O auto-comentário saído junto de um suspiro saiu com leveza, mas avolumou-se de tal maneira que parecia ter tomado as dimensões de uma bolha de sabão gigante que ofuscava o barulho suave e contínuo das gotas de chuva no telhado e a luz da lâmpada de tungstênio. O rapaz de verde esperou um complemento ou uma explicação mínima de seu companheiro, mas ele estava tão silencioso quanto era capaz de ser. A curiosidade em crescendo obrigou-o a abdicar-se de sua natureza lacônica.
— O quê?
Ele continuou estirado no tatame, mãos pousadas na barriga, sua cabeça tão perto que podia tocá-lo com o joelho. Não deu sinal de ter escutado, o que o obrigou a repetir a pergunta. O rapaz do cabelo marrom por fim ouviu, mas fitou-o sem entender.
— Oi?
— Você disse 'que coisa'. Quero saber que coisa.
O rapaz do cabelo marrom pareceu desconcertado. Coçou a cabeça.
— Ah. Coisa. Algo indefinido, sabe.
O rapaz de verde ficou calado por um tempo. O outro o conhecia o suficiente para saber que aquela resposta não o satisfaria.
— Custa explicar ao menos a razão da expressão aleatória?
O rapaz de cabelo marrom expirou o ar dos pulmões, incomodado. Não queria explicar seu ato involuntário, mas sabia que não teria mais sossego no silêncio do outro.
— Hm, uma mistura assim de fome com tédio e frio e dissabor e uma pitada de euforia. Ou seja, uma coisa. — disparou de uma vez. Havia mais coisas também. Angústia, um pouco de medo, deleite e uma pitada de alegria. Será que o outro o entendia? O rapaz de verde meditou um pouco sobre o que ele disse.
— Que coisa.
— Eu disse.
— Eu sei, não foi uma pergunta.
— Eu sei.
— Foi uma expressão vazia em resposta à sua resposta. Ah, você sabe. Entendi.
— ...
— Que conversa estranha.
— É. Bom, não é bem uma conversa...
— Você parece diferente hoje.
— Não dá pra ser igual todo dia, né? Não sei, talvez meu reflexo tenha se levantado hoje e eu fiquei dormindo no espelho.

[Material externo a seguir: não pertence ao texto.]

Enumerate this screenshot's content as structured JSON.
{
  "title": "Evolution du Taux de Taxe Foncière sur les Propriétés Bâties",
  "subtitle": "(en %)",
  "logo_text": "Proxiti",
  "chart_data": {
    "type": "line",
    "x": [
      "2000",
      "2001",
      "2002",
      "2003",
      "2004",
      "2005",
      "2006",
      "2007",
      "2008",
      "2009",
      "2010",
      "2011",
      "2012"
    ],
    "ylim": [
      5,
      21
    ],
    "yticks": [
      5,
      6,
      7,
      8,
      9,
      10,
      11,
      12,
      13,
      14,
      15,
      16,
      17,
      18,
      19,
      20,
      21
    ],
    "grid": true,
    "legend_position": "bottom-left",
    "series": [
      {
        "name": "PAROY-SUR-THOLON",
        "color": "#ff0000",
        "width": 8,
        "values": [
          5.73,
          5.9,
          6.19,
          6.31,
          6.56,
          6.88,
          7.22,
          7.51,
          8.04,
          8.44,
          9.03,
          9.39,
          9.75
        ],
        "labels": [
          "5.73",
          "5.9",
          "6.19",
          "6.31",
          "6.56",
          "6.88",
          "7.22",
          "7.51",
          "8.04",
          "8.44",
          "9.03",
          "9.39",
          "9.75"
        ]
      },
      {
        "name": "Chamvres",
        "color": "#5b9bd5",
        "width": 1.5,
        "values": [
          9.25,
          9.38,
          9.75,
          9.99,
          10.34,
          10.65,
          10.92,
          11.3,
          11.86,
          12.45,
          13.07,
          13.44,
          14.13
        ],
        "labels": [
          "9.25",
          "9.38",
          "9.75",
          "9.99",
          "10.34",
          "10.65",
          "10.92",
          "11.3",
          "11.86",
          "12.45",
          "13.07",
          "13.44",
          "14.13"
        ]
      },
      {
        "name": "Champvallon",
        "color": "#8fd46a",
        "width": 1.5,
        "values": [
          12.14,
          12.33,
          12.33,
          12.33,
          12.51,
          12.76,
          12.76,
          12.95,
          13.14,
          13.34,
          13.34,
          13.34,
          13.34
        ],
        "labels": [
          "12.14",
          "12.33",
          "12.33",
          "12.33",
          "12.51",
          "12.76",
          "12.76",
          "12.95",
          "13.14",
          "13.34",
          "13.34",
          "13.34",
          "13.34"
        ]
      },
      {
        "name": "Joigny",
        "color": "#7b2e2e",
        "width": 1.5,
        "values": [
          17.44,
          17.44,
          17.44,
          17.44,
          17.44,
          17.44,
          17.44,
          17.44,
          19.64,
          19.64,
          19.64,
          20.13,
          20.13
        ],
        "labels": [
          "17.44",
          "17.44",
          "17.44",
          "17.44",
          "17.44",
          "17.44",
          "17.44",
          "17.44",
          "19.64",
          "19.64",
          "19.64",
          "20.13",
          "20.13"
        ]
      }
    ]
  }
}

— Seria... peculiar. — calou-se por mais um tempo. — Não sei o que dizer.
O rapaz do cabelo marrom apoiou o cotovelo no tatame e levantou o tronco quarenta e cinco graus.

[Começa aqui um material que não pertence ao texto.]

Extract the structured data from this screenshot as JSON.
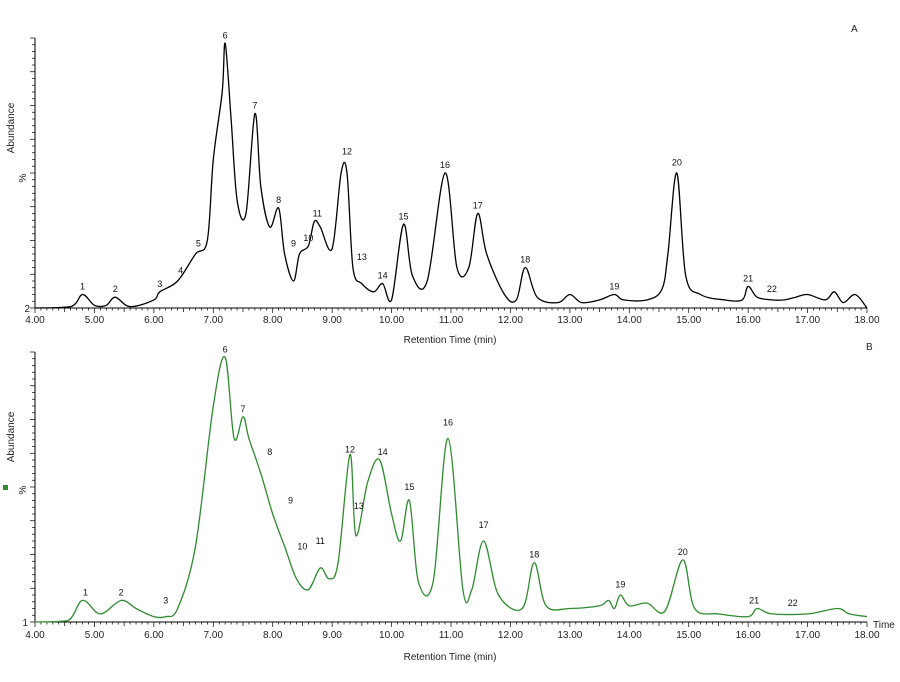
{
  "chart_data": [
    {
      "type": "line",
      "panel_label": "A",
      "xlabel": "Retention Time (min)",
      "ylabel": "Abundance",
      "y_unit": "%",
      "y_min_label": "2",
      "xlim": [
        4.0,
        18.0
      ],
      "ylim": [
        0,
        100
      ],
      "x_ticks": [
        "4.00",
        "5.00",
        "6.00",
        "7.00",
        "8.00",
        "9.00",
        "10.00",
        "11.00",
        "12.00",
        "13.00",
        "14.00",
        "15.00",
        "16.00",
        "17.00",
        "18.00"
      ],
      "color": "#000000",
      "series": [
        {
          "x": [
            4.0,
            4.6,
            4.8,
            5.0,
            5.2,
            5.35,
            5.6,
            6.0,
            6.1,
            6.4,
            6.7,
            6.9,
            7.0,
            7.15,
            7.2,
            7.3,
            7.4,
            7.55,
            7.7,
            7.8,
            7.95,
            8.1,
            8.2,
            8.35,
            8.45,
            8.6,
            8.7,
            8.8,
            9.0,
            9.15,
            9.25,
            9.35,
            9.5,
            9.7,
            9.85,
            10.0,
            10.2,
            10.35,
            10.6,
            10.9,
            11.1,
            11.3,
            11.45,
            11.6,
            11.9,
            12.1,
            12.25,
            12.45,
            12.8,
            13.0,
            13.2,
            13.5,
            13.75,
            13.9,
            14.3,
            14.55,
            14.65,
            14.8,
            14.95,
            15.2,
            15.6,
            15.9,
            16.0,
            16.15,
            16.4,
            16.6,
            16.8,
            17.0,
            17.3,
            17.45,
            17.6,
            17.8,
            18.0
          ],
          "values": [
            0,
            0.5,
            5,
            1,
            1,
            4,
            0.5,
            3,
            6,
            10,
            20,
            25,
            55,
            80,
            98,
            70,
            40,
            35,
            72,
            45,
            30,
            37,
            20,
            10,
            20,
            23,
            32,
            30,
            22,
            50,
            50,
            15,
            9,
            6,
            9,
            3,
            31,
            12,
            10,
            50,
            15,
            15,
            35,
            20,
            5,
            3,
            15,
            4,
            2,
            5,
            2,
            3,
            5,
            3,
            3,
            7,
            20,
            50,
            12,
            5,
            3,
            3,
            8,
            4,
            3,
            3,
            4,
            5,
            3,
            6,
            2,
            5,
            0
          ]
        }
      ],
      "peaks": [
        {
          "label": "1",
          "x": 4.8,
          "y": 5
        },
        {
          "label": "2",
          "x": 5.35,
          "y": 4
        },
        {
          "label": "3",
          "x": 6.1,
          "y": 6
        },
        {
          "label": "4",
          "x": 6.45,
          "y": 11
        },
        {
          "label": "5",
          "x": 6.75,
          "y": 21
        },
        {
          "label": "6",
          "x": 7.2,
          "y": 98
        },
        {
          "label": "7",
          "x": 7.7,
          "y": 72
        },
        {
          "label": "8",
          "x": 8.1,
          "y": 37
        },
        {
          "label": "9",
          "x": 8.35,
          "y": 21
        },
        {
          "label": "10",
          "x": 8.6,
          "y": 23
        },
        {
          "label": "11",
          "x": 8.75,
          "y": 32
        },
        {
          "label": "12",
          "x": 9.25,
          "y": 55
        },
        {
          "label": "13",
          "x": 9.5,
          "y": 16
        },
        {
          "label": "14",
          "x": 9.85,
          "y": 9
        },
        {
          "label": "15",
          "x": 10.2,
          "y": 31
        },
        {
          "label": "16",
          "x": 10.9,
          "y": 50
        },
        {
          "label": "17",
          "x": 11.45,
          "y": 35
        },
        {
          "label": "18",
          "x": 12.25,
          "y": 15
        },
        {
          "label": "19",
          "x": 13.75,
          "y": 5
        },
        {
          "label": "20",
          "x": 14.8,
          "y": 51
        },
        {
          "label": "21",
          "x": 16.0,
          "y": 8
        },
        {
          "label": "22",
          "x": 16.4,
          "y": 4
        }
      ]
    },
    {
      "type": "line",
      "panel_label": "B",
      "xlabel": "Retention Time (min)",
      "ylabel": "Abundance",
      "y_unit": "%",
      "y_min_label": "1",
      "x_axis_word": "Time",
      "xlim": [
        4.0,
        18.0
      ],
      "ylim": [
        0,
        100
      ],
      "x_ticks": [
        "4.00",
        "5.00",
        "6.00",
        "7.00",
        "8.00",
        "9.00",
        "10.00",
        "11.00",
        "12.00",
        "13.00",
        "14.00",
        "15.00",
        "16.00",
        "17.00",
        "18.00"
      ],
      "color": "#2e8b2e",
      "series": [
        {
          "x": [
            4.0,
            4.55,
            4.8,
            5.1,
            5.45,
            5.7,
            6.0,
            6.2,
            6.4,
            6.7,
            7.0,
            7.2,
            7.35,
            7.5,
            7.6,
            7.8,
            8.0,
            8.2,
            8.4,
            8.6,
            8.8,
            8.95,
            9.1,
            9.3,
            9.4,
            9.6,
            9.8,
            10.0,
            10.15,
            10.3,
            10.45,
            10.7,
            10.95,
            11.2,
            11.35,
            11.55,
            11.8,
            12.2,
            12.4,
            12.6,
            13.0,
            13.5,
            13.65,
            13.75,
            13.85,
            14.0,
            14.3,
            14.6,
            14.9,
            15.1,
            15.5,
            16.0,
            16.15,
            16.4,
            17.0,
            17.5,
            17.7,
            18.0
          ],
          "values": [
            0,
            0.5,
            8,
            3,
            8,
            5,
            2,
            2,
            5,
            28,
            80,
            98,
            68,
            76,
            68,
            55,
            40,
            28,
            16,
            12,
            20,
            16,
            22,
            62,
            32,
            52,
            60,
            40,
            30,
            45,
            15,
            15,
            68,
            12,
            12,
            30,
            10,
            5,
            22,
            6,
            5,
            6,
            8,
            5,
            10,
            6,
            7,
            4,
            23,
            5,
            3,
            2,
            5,
            3,
            3,
            5,
            3,
            2
          ]
        }
      ],
      "peaks": [
        {
          "label": "1",
          "x": 4.85,
          "y": 8
        },
        {
          "label": "2",
          "x": 5.45,
          "y": 8
        },
        {
          "label": "3",
          "x": 6.2,
          "y": 5
        },
        {
          "label": "6",
          "x": 7.2,
          "y": 98
        },
        {
          "label": "7",
          "x": 7.5,
          "y": 76
        },
        {
          "label": "8",
          "x": 7.95,
          "y": 60
        },
        {
          "label": "9",
          "x": 8.3,
          "y": 42
        },
        {
          "label": "10",
          "x": 8.5,
          "y": 25
        },
        {
          "label": "11",
          "x": 8.8,
          "y": 27
        },
        {
          "label": "12",
          "x": 9.3,
          "y": 61
        },
        {
          "label": "13",
          "x": 9.45,
          "y": 40
        },
        {
          "label": "14",
          "x": 9.85,
          "y": 60
        },
        {
          "label": "15",
          "x": 10.3,
          "y": 47
        },
        {
          "label": "16",
          "x": 10.95,
          "y": 71
        },
        {
          "label": "17",
          "x": 11.55,
          "y": 33
        },
        {
          "label": "18",
          "x": 12.4,
          "y": 22
        },
        {
          "label": "19",
          "x": 13.85,
          "y": 11
        },
        {
          "label": "20",
          "x": 14.9,
          "y": 23
        },
        {
          "label": "21",
          "x": 16.1,
          "y": 5
        },
        {
          "label": "22",
          "x": 16.75,
          "y": 4
        }
      ]
    }
  ]
}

— Isso é peculiar. Você não fala muito por que não gosta, mas se quer falar e não sabe... — suspirou. — eu realmente devo ter dito algo bem esquisito. — pausa. — Minha barriga tá tremendo.

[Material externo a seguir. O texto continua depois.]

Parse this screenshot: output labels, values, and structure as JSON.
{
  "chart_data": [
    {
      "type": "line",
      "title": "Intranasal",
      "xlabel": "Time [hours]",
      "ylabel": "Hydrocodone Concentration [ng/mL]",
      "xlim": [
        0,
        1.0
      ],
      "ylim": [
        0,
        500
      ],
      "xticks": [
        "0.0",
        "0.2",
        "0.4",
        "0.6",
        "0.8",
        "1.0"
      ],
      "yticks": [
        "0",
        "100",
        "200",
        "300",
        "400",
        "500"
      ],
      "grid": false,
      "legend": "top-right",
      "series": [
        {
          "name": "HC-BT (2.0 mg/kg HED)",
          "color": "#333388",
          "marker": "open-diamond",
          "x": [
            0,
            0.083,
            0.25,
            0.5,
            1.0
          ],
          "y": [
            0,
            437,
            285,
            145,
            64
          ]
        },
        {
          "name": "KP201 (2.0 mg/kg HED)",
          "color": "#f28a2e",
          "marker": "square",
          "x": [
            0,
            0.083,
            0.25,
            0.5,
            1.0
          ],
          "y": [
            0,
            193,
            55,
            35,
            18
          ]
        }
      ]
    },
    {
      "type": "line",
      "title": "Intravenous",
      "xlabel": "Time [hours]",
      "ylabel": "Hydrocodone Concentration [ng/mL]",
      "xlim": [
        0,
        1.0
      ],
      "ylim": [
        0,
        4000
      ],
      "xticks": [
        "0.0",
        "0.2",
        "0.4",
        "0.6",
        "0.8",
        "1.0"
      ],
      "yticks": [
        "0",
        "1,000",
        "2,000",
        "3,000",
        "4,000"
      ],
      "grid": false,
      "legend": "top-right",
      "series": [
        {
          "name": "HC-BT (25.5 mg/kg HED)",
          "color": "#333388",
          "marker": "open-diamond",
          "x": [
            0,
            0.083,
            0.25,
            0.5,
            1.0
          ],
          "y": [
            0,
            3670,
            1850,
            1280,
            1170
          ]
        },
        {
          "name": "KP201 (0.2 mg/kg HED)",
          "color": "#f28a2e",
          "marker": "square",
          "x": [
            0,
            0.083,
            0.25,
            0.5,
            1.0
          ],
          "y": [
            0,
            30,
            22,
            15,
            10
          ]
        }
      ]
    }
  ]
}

O rapaz de verde arqueou a sobrancelha.
— Deve ser o frio. Você está deitado no chão há tempo demais.
— Pode ser. — será que o frio explicaria aquela vibração contínua na boca do estômago e as ondas de agitação se irradiando das suas vértebras? Mas se sentia tão relaxado ao mesmo tempo. Suspirou e deitou-se de novo.
— Acho que estou ficando meio doido.
— É possível ser doido pela metade?
— Não sei. — Riu. — Vontade de chorar.
— Chore então.
— Não consigo. Acho que não é bem isso. Já tentei e nada. Tava tentando antes de você perguntar.
— Era isso? Achei que estivesse com um espirro preso.
— É isso! É como se meus olhos quisesse espirrar. E todas essas sensações contrárias ao mesmo tempo! Faz algum sentido?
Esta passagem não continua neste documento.